2008-03-07 

Japan to build eco-friendly media centre for G8 summit

TOKYOJAPAN said on Friday it would use solar electricity panels and air conditioners using snow to make an eco-friendly media centre at this year’s summit of the Group of Eight rich nations.

Japan said it hoped to make the July 7-9 summit in Toyako, a mountain resort on the northern island of Hokkaido, carbon-neutral – meaning on a net level it would produce zero carbon emissions blamed for global warming.

‘We will showcase environmentally friendly technologies, including those locally developed in Hokkaido,’ chief government spokesman Nobutaka Machimura told a news conference.

‘The summit itself will be operated with consideration for environmental conservation,’ Mr Machimura said.

Journalists will be taken in fuel-cell and hybrid cars to the media centre, which will be made of thin wood walls and boast solar panels and air conditioners powered by snow, Mr Machimura said.
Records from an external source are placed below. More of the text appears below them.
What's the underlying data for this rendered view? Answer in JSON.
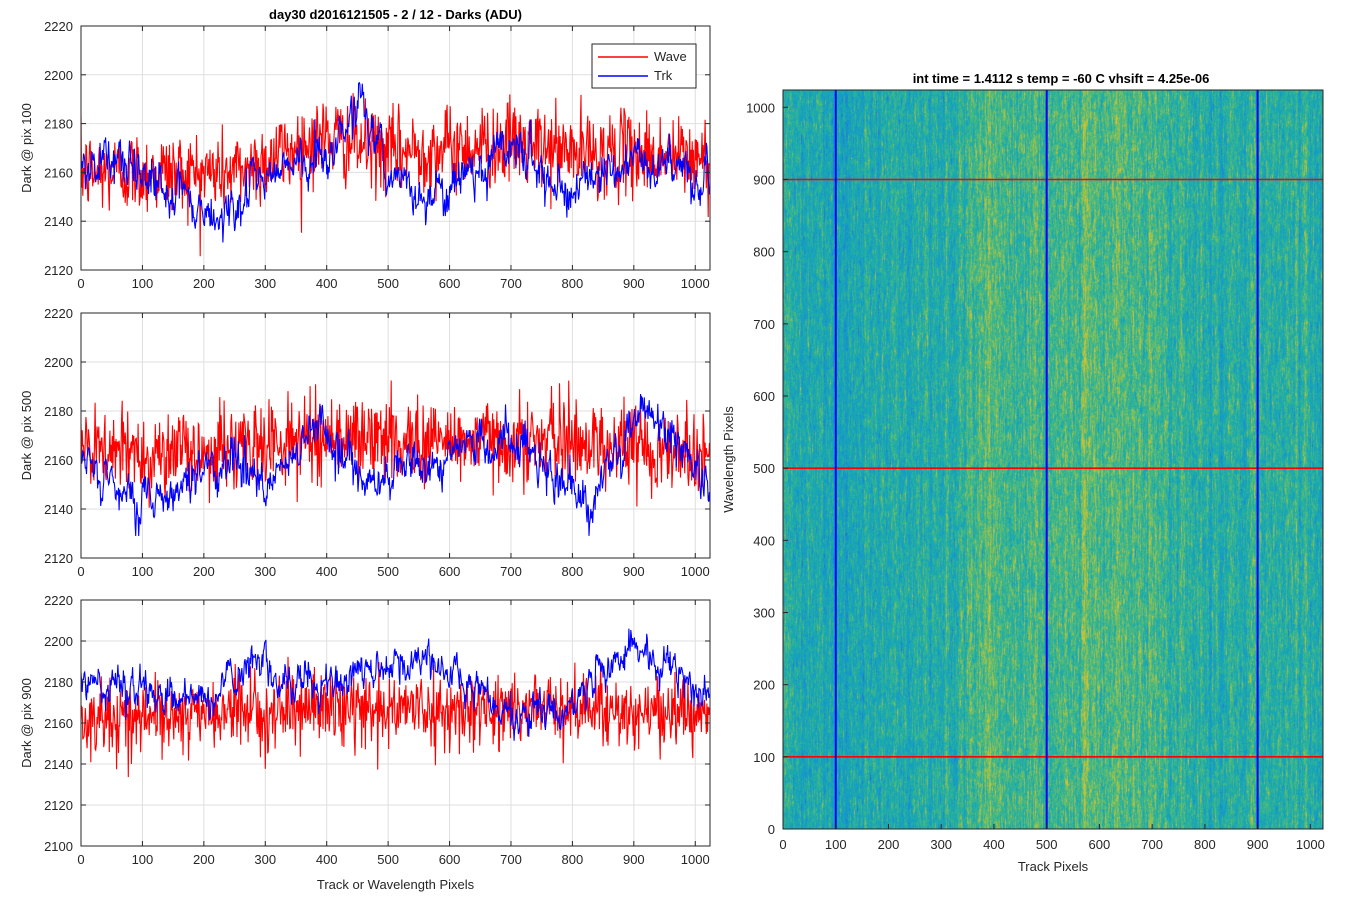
{
  "figure_title": "day30 d2016121505 - 2 / 12 - Darks (ADU)",
  "colors": {
    "wave": "#ff0000",
    "trk": "#0000ff",
    "axes": "#262626",
    "grid": "#dfdfdf"
  },
  "chart_data": [
    {
      "type": "line",
      "title": "day30 d2016121505 - 2 / 12 - Darks (ADU)",
      "xlabel": "",
      "ylabel": "Dark @ pix 100",
      "xlim": [
        0,
        1024
      ],
      "ylim": [
        2120,
        2220
      ],
      "xticks": [
        "0",
        "100",
        "200",
        "300",
        "400",
        "500",
        "600",
        "700",
        "800",
        "900",
        "1000"
      ],
      "yticks": [
        "2120",
        "2140",
        "2160",
        "2180",
        "2200",
        "2220"
      ],
      "grid": true,
      "legend": {
        "placement": "top-right",
        "entries": [
          "Wave",
          "Trk"
        ]
      },
      "series": [
        {
          "name": "Wave",
          "color": "#ff0000",
          "n_points": 1024,
          "approx_mean_profile": [
            [
              0,
              2160
            ],
            [
              150,
              2160
            ],
            [
              250,
              2160
            ],
            [
              400,
              2175
            ],
            [
              500,
              2168
            ],
            [
              600,
              2170
            ],
            [
              700,
              2172
            ],
            [
              800,
              2168
            ],
            [
              900,
              2168
            ],
            [
              1024,
              2165
            ]
          ],
          "approx_range": [
            2125,
            2202
          ]
        },
        {
          "name": "Trk",
          "color": "#0000ff",
          "n_points": 1024,
          "approx_mean_profile": [
            [
              0,
              2165
            ],
            [
              100,
              2162
            ],
            [
              180,
              2145
            ],
            [
              220,
              2140
            ],
            [
              300,
              2158
            ],
            [
              400,
              2168
            ],
            [
              460,
              2190
            ],
            [
              500,
              2160
            ],
            [
              560,
              2150
            ],
            [
              700,
              2172
            ],
            [
              800,
              2152
            ],
            [
              900,
              2165
            ],
            [
              1024,
              2158
            ]
          ],
          "approx_range": [
            2126,
            2200
          ]
        }
      ]
    },
    {
      "type": "line",
      "title": "",
      "xlabel": "",
      "ylabel": "Dark @ pix 500",
      "xlim": [
        0,
        1024
      ],
      "ylim": [
        2120,
        2220
      ],
      "xticks": [
        "0",
        "100",
        "200",
        "300",
        "400",
        "500",
        "600",
        "700",
        "800",
        "900",
        "1000"
      ],
      "yticks": [
        "2120",
        "2140",
        "2160",
        "2180",
        "2200",
        "2220"
      ],
      "grid": true,
      "series": [
        {
          "name": "Wave",
          "color": "#ff0000",
          "n_points": 1024,
          "approx_mean_profile": [
            [
              0,
              2163
            ],
            [
              200,
              2163
            ],
            [
              400,
              2170
            ],
            [
              500,
              2168
            ],
            [
              600,
              2168
            ],
            [
              800,
              2168
            ],
            [
              1024,
              2163
            ]
          ],
          "approx_range": [
            2120,
            2205
          ]
        },
        {
          "name": "Trk",
          "color": "#0000ff",
          "n_points": 1024,
          "approx_mean_profile": [
            [
              0,
              2160
            ],
            [
              60,
              2145
            ],
            [
              150,
              2148
            ],
            [
              250,
              2162
            ],
            [
              300,
              2145
            ],
            [
              390,
              2178
            ],
            [
              450,
              2150
            ],
            [
              600,
              2162
            ],
            [
              650,
              2165
            ],
            [
              700,
              2170
            ],
            [
              820,
              2140
            ],
            [
              920,
              2182
            ],
            [
              1024,
              2150
            ]
          ],
          "approx_range": [
            2129,
            2191
          ]
        }
      ]
    },
    {
      "type": "line",
      "title": "",
      "xlabel": "Track or Wavelength Pixels",
      "ylabel": "Dark @ pix 900",
      "xlim": [
        0,
        1024
      ],
      "ylim": [
        2100,
        2220
      ],
      "xticks": [
        "0",
        "100",
        "200",
        "300",
        "400",
        "500",
        "600",
        "700",
        "800",
        "900",
        "1000"
      ],
      "yticks": [
        "2100",
        "2120",
        "2140",
        "2160",
        "2180",
        "2200",
        "2220"
      ],
      "grid": true,
      "series": [
        {
          "name": "Wave",
          "color": "#ff0000",
          "n_points": 1024,
          "approx_mean_profile": [
            [
              0,
              2162
            ],
            [
              200,
              2164
            ],
            [
              400,
              2168
            ],
            [
              600,
              2166
            ],
            [
              800,
              2168
            ],
            [
              1024,
              2163
            ]
          ],
          "approx_range": [
            2120,
            2194
          ]
        },
        {
          "name": "Trk",
          "color": "#0000ff",
          "n_points": 1024,
          "approx_mean_profile": [
            [
              0,
              2182
            ],
            [
              80,
              2178
            ],
            [
              150,
              2172
            ],
            [
              220,
              2175
            ],
            [
              280,
              2190
            ],
            [
              350,
              2175
            ],
            [
              450,
              2185
            ],
            [
              560,
              2192
            ],
            [
              650,
              2175
            ],
            [
              700,
              2162
            ],
            [
              800,
              2172
            ],
            [
              900,
              2198
            ],
            [
              1000,
              2175
            ],
            [
              1024,
              2172
            ]
          ],
          "approx_range": [
            2145,
            2206
          ]
        }
      ]
    },
    {
      "type": "heatmap",
      "title": "int time = 1.4112 s    temp = -60 C    vhsift = 4.25e-06",
      "xlabel": "Track Pixels",
      "ylabel": "Wavelength Pixels",
      "xlim": [
        0,
        1024
      ],
      "ylim": [
        0,
        1024
      ],
      "xticks": [
        "0",
        "100",
        "200",
        "300",
        "400",
        "500",
        "600",
        "700",
        "800",
        "900",
        "1000"
      ],
      "yticks": [
        "0",
        "100",
        "200",
        "300",
        "400",
        "500",
        "600",
        "700",
        "800",
        "900",
        "1000"
      ],
      "colormap": "parula (teal-green noise, brighter yellow-green band around x 400-700)",
      "hlines": {
        "color": "#ff0000",
        "y": [
          100,
          500,
          900
        ]
      },
      "vlines": {
        "color": "#0000ff",
        "x": [
          100,
          500,
          900
        ]
      }
    }
  ]
}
The summit will also showcase traditional Hokkaido houses, ‘which have such efficient heat efficiency that they don’t even need appliances’, said Mr Machimura, a Hokkaido native.

Japan has said it is inviting heads of state and government of major emitters to discuss climate change on the sidelines of the annual summit of the Group of Eight – Britain, Canada, France, Germany, Italy, Japan, Russia and the United States.

Japan has championed the Kyoto Protocol, named after its ancient capital, but it is far behind in meeting its own obligations under the landmark treaty as its economy recovers from recession in the 1990s.

At a UN climate conference in Bali in December, Japan came under fire for siding with the United States, the main opponent of Kyoto, in resisting clear targets for future emissions cuts.